The company’s fourth quarter sales rose 6.8% to $208.5 million compared to the year-ago quarter and exceeded Wall Street’s expectations.
However, due to debt extinguishment commitments, it reported a net loss of $2.8 million, or $0.08 per share, compared with a net income of $7.0 million, or $0.20 per share, in the prior-year period.
It also included a $4.8 million reserve regarding a patent infringement dispute with Lufthansa. In February, a UK court ruled Astronics to pay about $11.9 million as a damage award for infringement.
Sales in the aerospace segment jumped 11.7% to $188.5 million, driven by a 13.5% increase in Commercial Transport sales.

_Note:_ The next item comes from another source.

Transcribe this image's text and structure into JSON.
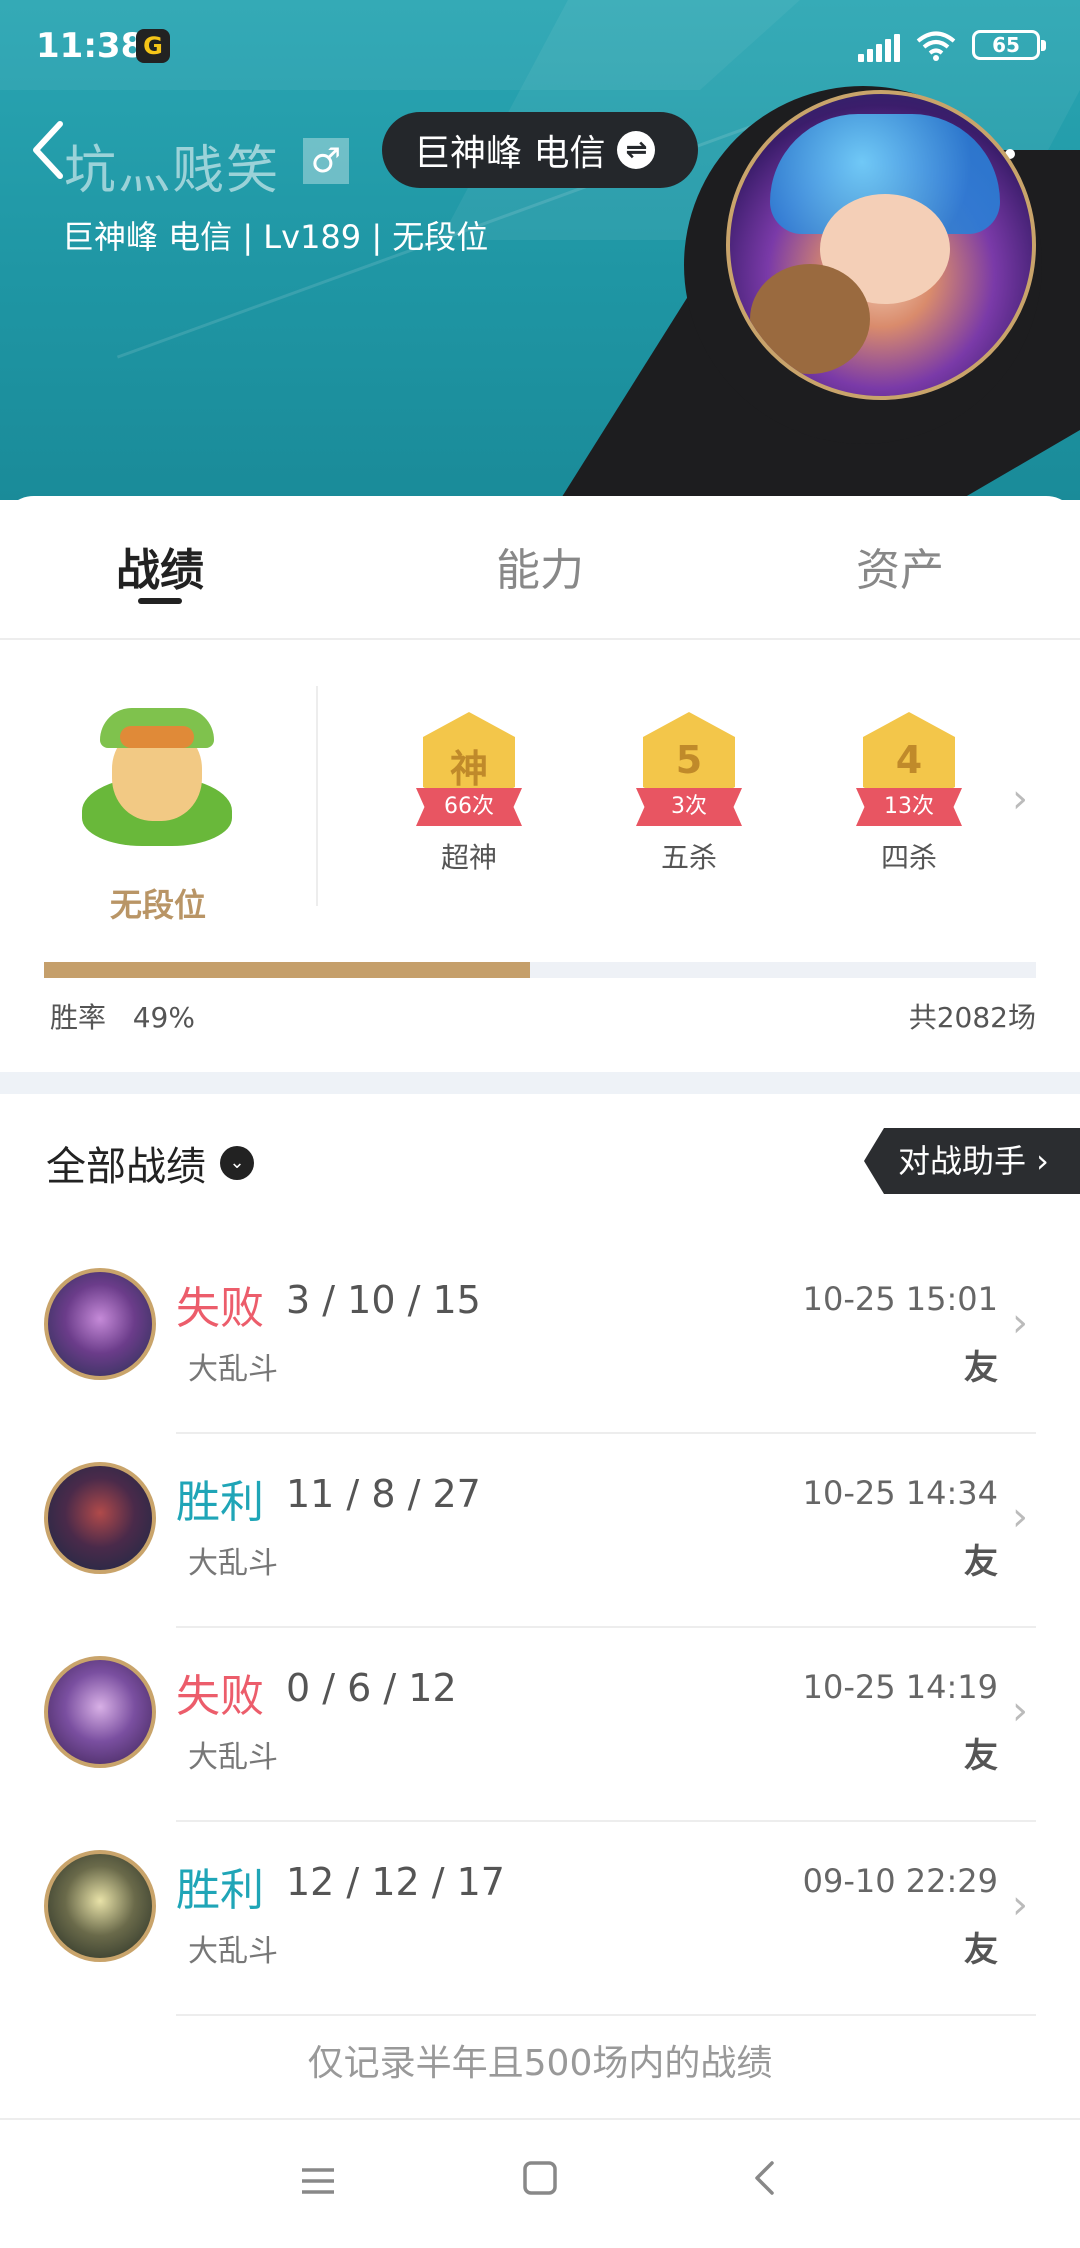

The company attributed the rise to increased airline demand for cabin power and inflight entertainment & connectivity products, which was somewhat offset by lower sales of commercial lighting and safety products resulting from the Boeing strike.
However, its Test Systems segment sales declined by $6.6 million to $20 million during the fourth quarter.
The company said backlog at the end of the quarter was $599.2 million, the highest for any year-end.
Astronics expects 2025 revenue to be about $820 million to $860 million. Wall Street expects it to post $842.5 million.
“We expect growth to moderate in 2025, but margin improvement to continue,” CEO Peter Gundermann said.
Retail sentiment on Stocktwits remained in the ‘bearish’ (39/100) territory, while retail chatter was ‘low.’
Over the past year, Astronics shares have gained 4.7%.